I drafted this long blog post last night about how I was being totally zen, and what I did all weekend, and how much I miss Miss M and T, and how proud I am that she is such a well adjusted, happy kid. But Blogger ate it. This is all that's left:
I'm sitting watching really bad t.v. and eating the most delicious warm plum and blackberry tart that I just baked for myself, complete with vanilla ice cream. Because if I chill with bad t.v. and yummy homemade baked goods, only happy things can happen, right?
Tomorrow is the test. I am. . .okay. I have momentary bubbles of anxiety that float up every once in a while, but. . . .
I stayed in that pretty zen space all of today. It helped that I was really busy with work stuff and had no time to dwell on it. Before I knew it, it was time to go to the appointment. . .and then I promptly got on the wrong train. I was panicked that I was going to miss the appointment altogether, but I ended up getting myself off the train, turned around, and onto the right train just in time to make the appointment. Whew!
Let me tell you, it was such a different experience from having it done in Boston. I don't love healthcare here, even though the quality is good, because there is often no customer service. But this doctor was warm and friendly, and took time to chat with me. He did the scan first, and it was so lovely to see the baby. I swear, the baby waved at me! It was adorable. I could clearly see arms and a bit of leg, head and spine. I swear I might have seen a bit of penis, too, but it's still so hard to tell! The doctor checked out a bunch of things on the scan, and said that things looked good. I saw the heart beating away, and got to hear it for the first time. My baby. It feels a bit more real now. The placenta is in the front, as it was last time, which was a bit of a relief. It makes the CVS a bit easier to have it in the front. The doctor fiddled around a bit to decide how to go in for the sample, then prepped me. This doctor, unlike the clinic in Boston, believes in using a local anesthetic. Whereas before I could feel the needle going through my stomach, this time I felt no pain in it going through the muscle, and just a tiny pinch instead. It was vastly improved, and I didn't even think it was that bad the first time I had it done with Miss M's pregnancy! I have to say, it really wasn't so bad at all.

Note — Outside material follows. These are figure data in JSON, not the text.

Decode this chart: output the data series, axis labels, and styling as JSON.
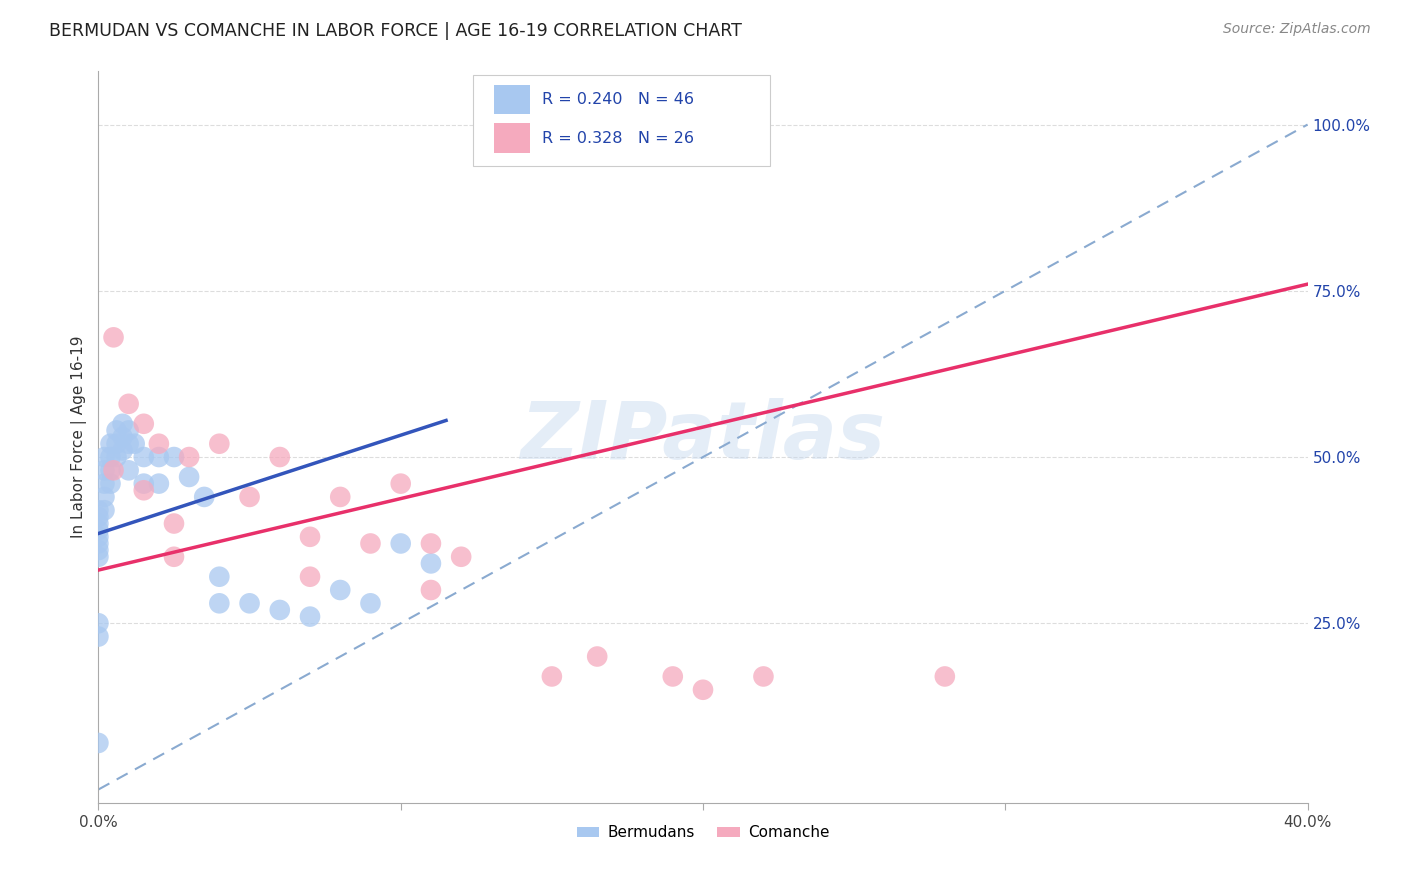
{
  "title": "BERMUDAN VS COMANCHE IN LABOR FORCE | AGE 16-19 CORRELATION CHART",
  "source": "Source: ZipAtlas.com",
  "ylabel": "In Labor Force | Age 16-19",
  "xlim": [
    0.0,
    0.4
  ],
  "ylim": [
    -0.02,
    1.08
  ],
  "blue_color": "#A8C8F0",
  "pink_color": "#F5AABE",
  "blue_line_color": "#3355BB",
  "pink_line_color": "#E8306A",
  "dashed_line_color": "#8AAAD0",
  "legend_text_color": "#2244AA",
  "blue_R": 0.24,
  "blue_N": 46,
  "pink_R": 0.328,
  "pink_N": 26,
  "watermark": "ZIPatlas",
  "bermudans_x": [
    0.0,
    0.0,
    0.0,
    0.0,
    0.0,
    0.0,
    0.0,
    0.0,
    0.002,
    0.002,
    0.002,
    0.002,
    0.002,
    0.004,
    0.004,
    0.004,
    0.004,
    0.006,
    0.006,
    0.006,
    0.008,
    0.008,
    0.008,
    0.01,
    0.01,
    0.01,
    0.012,
    0.015,
    0.015,
    0.02,
    0.02,
    0.025,
    0.03,
    0.035,
    0.04,
    0.04,
    0.05,
    0.06,
    0.07,
    0.08,
    0.09,
    0.1,
    0.11,
    0.0,
    0.0,
    0.0
  ],
  "bermudans_y": [
    0.42,
    0.41,
    0.4,
    0.39,
    0.38,
    0.37,
    0.36,
    0.35,
    0.5,
    0.48,
    0.46,
    0.44,
    0.42,
    0.52,
    0.5,
    0.48,
    0.46,
    0.54,
    0.52,
    0.5,
    0.55,
    0.53,
    0.51,
    0.54,
    0.52,
    0.48,
    0.52,
    0.5,
    0.46,
    0.5,
    0.46,
    0.5,
    0.47,
    0.44,
    0.32,
    0.28,
    0.28,
    0.27,
    0.26,
    0.3,
    0.28,
    0.37,
    0.34,
    0.25,
    0.23,
    0.07
  ],
  "comanche_x": [
    0.005,
    0.005,
    0.01,
    0.015,
    0.015,
    0.02,
    0.025,
    0.025,
    0.03,
    0.04,
    0.05,
    0.06,
    0.07,
    0.07,
    0.08,
    0.09,
    0.1,
    0.11,
    0.11,
    0.12,
    0.15,
    0.165,
    0.19,
    0.2,
    0.22,
    0.28
  ],
  "comanche_y": [
    0.68,
    0.48,
    0.58,
    0.55,
    0.45,
    0.52,
    0.4,
    0.35,
    0.5,
    0.52,
    0.44,
    0.5,
    0.38,
    0.32,
    0.44,
    0.37,
    0.46,
    0.37,
    0.3,
    0.35,
    0.17,
    0.2,
    0.17,
    0.15,
    0.17,
    0.17
  ],
  "pink_line_x0": 0.0,
  "pink_line_y0": 0.33,
  "pink_line_x1": 0.4,
  "pink_line_y1": 0.76,
  "blue_line_x0": 0.0,
  "blue_line_y0": 0.385,
  "blue_line_x1": 0.115,
  "blue_line_y1": 0.555,
  "dash_line_x0": 0.0,
  "dash_line_y0": 0.0,
  "dash_line_x1": 0.4,
  "dash_line_y1": 1.0
}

I kept my eyes closed and tried to stay in my happy place while he took the samples. There is a little bit of whooshing sound as the sample is withdrawn, sort of a needle plunger type sound, and I think he took three vials. He turned the lights up and inspected the samples to make sure he'd gotten what he wanted. Then it was done. I have a tiny bandaid on my belly. He checked out the baby again with the ultrasound to make sure everything looked good, and he said the procedure had gone well and everything looked great. He talked to me for a couple of minutes, then asked me to sit in the waiting room for 10 minutes to make sure I felt okay. While we chatted, I asked him about his experience, and it turns out he's been doing these since the mid-80's and has done over 10,000 of them, which is really remarkable. They've been doing CVS in Europe a lot longer than in America. I went to the best clinic I could find in Boston, and I have to say that today beat Boston, hands down. It definitely makes a difference to have someone really experienced do the procedure.
So, it wasn't bad at all. Preliminary results should be in on Wednesday; full results in 10-14 days. I will be on pins and needles until then. Good thing work is scheduled to stay swamped through midweek. I called my OB today to see how I'd get the results from her (the specialist sends them to her; I can't get them from him). The results apparently automatically get forwarded to the OB's office either via email or fax. Surprisingly enough (no one ever answers the phone in doctor's offices here), my OB answered the phone herself. She promised she would email me the results as soon as they came in. Which is great, if the results are good, but what if they are not? I almost laughed at that. In the U.S., I had a special genetic counselor assigned to me, whose job it was to report all results to me, and to answer my questions. It's kind of hilarious that I consider myself lucky to get an email here!